Exosomes are nano-sized extracellular vesicles released by many cells that contain molecules characteristic of their cell-of-origin, including microRNA. Exosomes released by glioblastoma cross the blood-brain-barrier into the peripheral circulation, and carry molecular cargo distinct to that of ‘free-circulating’ miRNA. Serum exosomal-microRNAs were isolated from IDHWT glioblastoma (n=12) patients and analysed using unbiased deep sequencing.
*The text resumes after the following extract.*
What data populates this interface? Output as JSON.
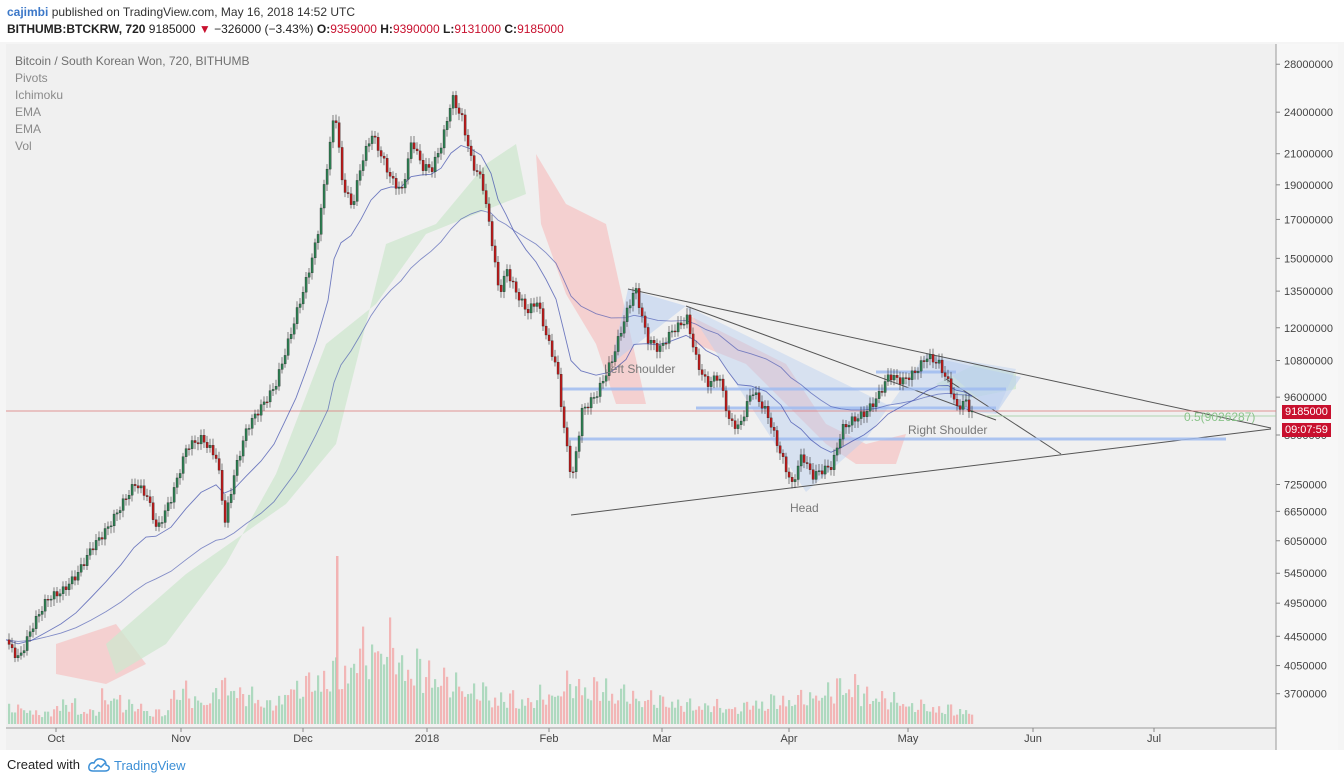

Results were compared to sera from age- and gender-matched healthy controls, and to grades II-III (n=10) IDHMUT glioma patients. Significant differentially expressed microRNAs were identified, and the predictive power of individual and subsets of microRNAs were tested using univariate and multivariate analyses. Twenty-six microRNAs were differentially expressed in serum exosomes from glioblastoma patients’ relative to healthy controls. Random forest modeling and data partitioning selected seven miRNAs (miR-182-5p, miR-328-3p, miR-339-5p, miR-340-5p, miR-485-3p, miR-486-5p and miR-543) as the most stable for classifying glioblastoma. Strikingly, within this model, six iterations of the miRNA classifiers could distinguish glioblastoma patients from controls with perfect accuracy. Additional sera from glioblastoma patients (n=4) and independent sets of healthy (n=9) and non-glioma (n=10) controls were used to further test the specificity and predictive power of this unique exosomal-microRNA signature. The seven-miRNA panel was able to correctly classify all specimens in validation cohorts (n=23). Also identified were 23 dysregulated miRNAs in IDHMUT gliomas, a partially overlapping yet distinct signature of lower grade glioma. Serum exosomal-miRNA signatures can accurately diagnose glioblastoma preoperatively. miRNA signatures identified are distinct from previously reported ‘free-circulating’ miRNA studies in GBM patients, and appear to be superior.